Logging in via SSO has stabilized after a brief issue. All users should now be able to sign in to Yammer successfully again.
Load times have returned to normal across Yammer networks.
Yammer’s SAML service is currently down, causing new logins via SSO to fail. Users already logged in to Yammer should not see any effect on their sessions. More updates to come.
Yammer networks are currently experiencing some degraded service in the form of longer page load times. Our team is currently investigating the issue and working to get service speeds back to normal. We will post updates here as this progresses.
Yammer will be conducting some planned server maintenance on Saturday, March 29, 2014. From about 8am to 1pm, PDT, Yammer networks will be inaccessible. We will post here when the maintenance commences, as well as when it ends and all Yammer networks have been brought back online.
Some customers using Yammer in languages other than English experienced issues with the site loading, such as a white screen or parts of the site not loading.
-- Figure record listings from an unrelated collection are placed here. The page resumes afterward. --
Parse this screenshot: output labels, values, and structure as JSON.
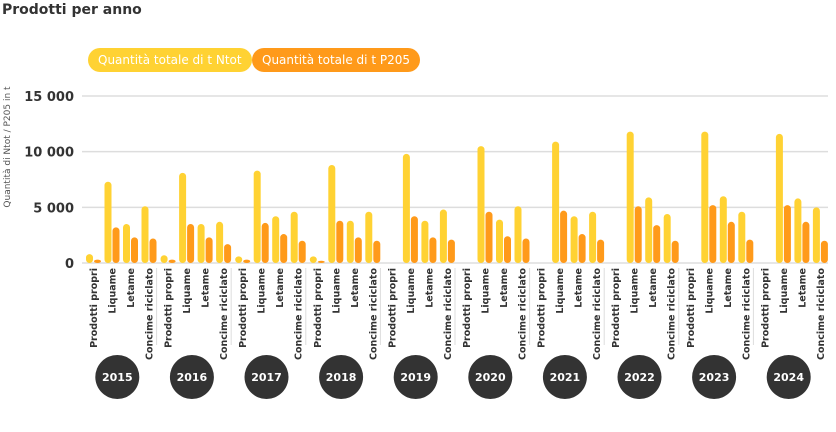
{
  "title": "Prodotti per anno",
  "chart_data": {
    "type": "bar",
    "title": "Prodotti per anno",
    "ylabel": "Quantità di Ntot / P205 in t",
    "ylim": [
      0,
      15000
    ],
    "yticks": [
      0,
      5000,
      10000,
      15000
    ],
    "ytick_labels": [
      "0",
      "5 000",
      "10 000",
      "15 000"
    ],
    "grid": true,
    "legend_position": "top-left",
    "years": [
      "2015",
      "2016",
      "2017",
      "2018",
      "2019",
      "2020",
      "2021",
      "2022",
      "2023",
      "2024"
    ],
    "categories": [
      "Prodotti propri",
      "Liquame",
      "Letame",
      "Concime riciclato"
    ],
    "series": [
      {
        "name": "Quantità totale di t Ntot",
        "color": "#ffd233",
        "values": [
          [
            800,
            7300,
            3500,
            5100
          ],
          [
            700,
            8100,
            3500,
            3700
          ],
          [
            600,
            8300,
            4200,
            4600
          ],
          [
            600,
            8800,
            3800,
            4600
          ],
          [
            0,
            9800,
            3800,
            4800
          ],
          [
            0,
            10500,
            3900,
            5100
          ],
          [
            0,
            10900,
            4200,
            4600
          ],
          [
            0,
            11800,
            5900,
            4400
          ],
          [
            0,
            11800,
            6000,
            4600
          ],
          [
            0,
            11600,
            5800,
            5000
          ]
        ]
      },
      {
        "name": "Quantità totale di t P205",
        "color": "#ff9a1a",
        "values": [
          [
            300,
            3200,
            2300,
            2200
          ],
          [
            300,
            3500,
            2300,
            1700
          ],
          [
            300,
            3600,
            2600,
            2000
          ],
          [
            200,
            3800,
            2300,
            2000
          ],
          [
            0,
            4200,
            2300,
            2100
          ],
          [
            0,
            4600,
            2400,
            2200
          ],
          [
            0,
            4700,
            2600,
            2100
          ],
          [
            0,
            5100,
            3400,
            2000
          ],
          [
            0,
            5200,
            3700,
            2100
          ],
          [
            0,
            5200,
            3700,
            2000
          ]
        ]
      }
    ]
  }
}
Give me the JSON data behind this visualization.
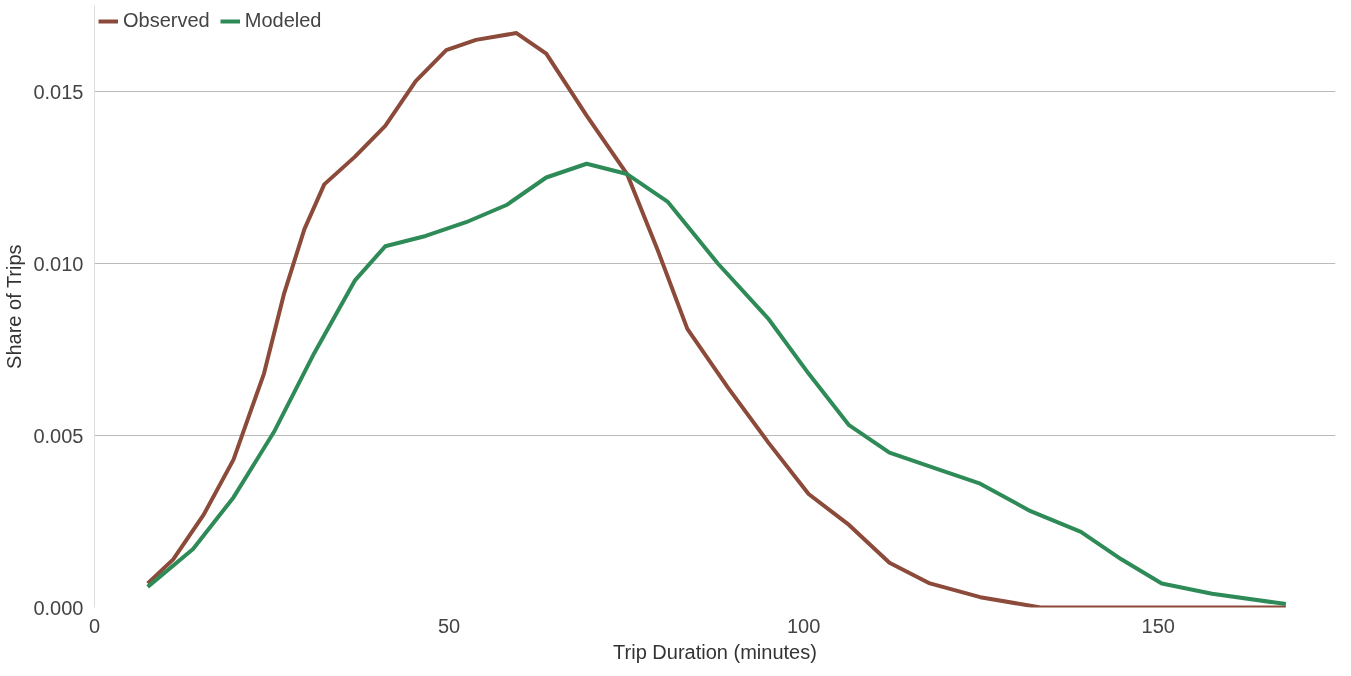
{
  "chart_data": {
    "type": "line",
    "xlabel": "Trip Duration (minutes)",
    "ylabel": "Share of Trips",
    "xlim": [
      0,
      175
    ],
    "ylim": [
      0,
      0.0175
    ],
    "xticks": [
      0,
      50,
      100,
      150
    ],
    "yticks": [
      {
        "value": 0,
        "label": "0.000"
      },
      {
        "value": 0.005,
        "label": "0.005"
      },
      {
        "value": 0.01,
        "label": "0.010"
      },
      {
        "value": 0.015,
        "label": "0.015"
      }
    ],
    "grid": "y",
    "legend": "top left",
    "marker": "none",
    "line_style": "solid",
    "series": [
      {
        "name": "Observed",
        "color": "#8b4a3a",
        "x": [
          7.5,
          11.1,
          15.4,
          19.6,
          23.9,
          26.7,
          29.6,
          32.4,
          36.7,
          41,
          45.3,
          49.6,
          53.8,
          59.5,
          63.7,
          69.4,
          75.1,
          79.4,
          83.6,
          89.3,
          95,
          100.7,
          106.4,
          112.1,
          117.8,
          124.9,
          133.4,
          146.2,
          168
        ],
        "values": [
          0.0007,
          0.0014,
          0.0027,
          0.0043,
          0.0068,
          0.0091,
          0.011,
          0.0123,
          0.0131,
          0.014,
          0.0153,
          0.0162,
          0.0165,
          0.0167,
          0.0161,
          0.0143,
          0.0126,
          0.0104,
          0.0081,
          0.0064,
          0.0048,
          0.0033,
          0.0024,
          0.0013,
          0.0007,
          0.0003,
          0,
          0,
          0
        ]
      },
      {
        "name": "Modeled",
        "color": "#2e8b57",
        "x": [
          7.5,
          13.9,
          19.6,
          25.3,
          31,
          36.7,
          41,
          46.7,
          52.4,
          58.1,
          63.7,
          69.4,
          75.1,
          80.8,
          87.9,
          95,
          100.7,
          106.4,
          112.1,
          119.2,
          124.9,
          132,
          139.1,
          144.8,
          150.5,
          157.6,
          168
        ],
        "values": [
          0.0006,
          0.0017,
          0.0032,
          0.0051,
          0.0074,
          0.0095,
          0.0105,
          0.0108,
          0.0112,
          0.0117,
          0.0125,
          0.0129,
          0.0126,
          0.0118,
          0.01,
          0.0084,
          0.0068,
          0.0053,
          0.0045,
          0.004,
          0.0036,
          0.0028,
          0.0022,
          0.0014,
          0.0007,
          0.0004,
          0.0001
        ]
      }
    ]
  }
}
A hotfix was deployed and the issue has been resolved.
We will be taking every precaution necessary to mitigate unexpected service disruptions. We appreciate your patience, and apologize for any inconvenience this has caused.
At 1:56pm, PST, on January 14, the Yammer On-Call team started seeing failure alerts from the machines that serve Yammer network feeds. It was quickly determined that these alerts were the result of a proactive diagnostic process being run manually that triggered an unlikely chain reaction, which ultimately made Yammer unreliable for several hours.
The diagnostic process created resource contention across a distributed data store, which in turn triggered temporary website performance issues. Due to a logic bug in a polling client, the performance issue was amplified by an influx of requests. Once this was identified, the responsible service was disabled and service returned to normal at 9:30pm, PST. Restrictions are being put in place immediately to prevent diagnostic processes from consuming more than a small, fixed amount of resources across this cluster.
The cluster with the original performance problem is already scheduled for hardware and software upgrade that will allow for recovery from a degraded state without a slow restart. The slow restart process was a primary contributor to the duration of the outage.
At 1:30am, PST, on January 15, service was again impacted as a result of the earlier issues. The misbehaving client was fixed and service again stabilized at 4:30am, PST. A performance improvement has been implemented on the server so that it can now handle an influx of requests of the type that the misbehaving client generated. Further performance improvements have been identified and prioritized, which will prevent this from happening in similar but unrelated circumstances.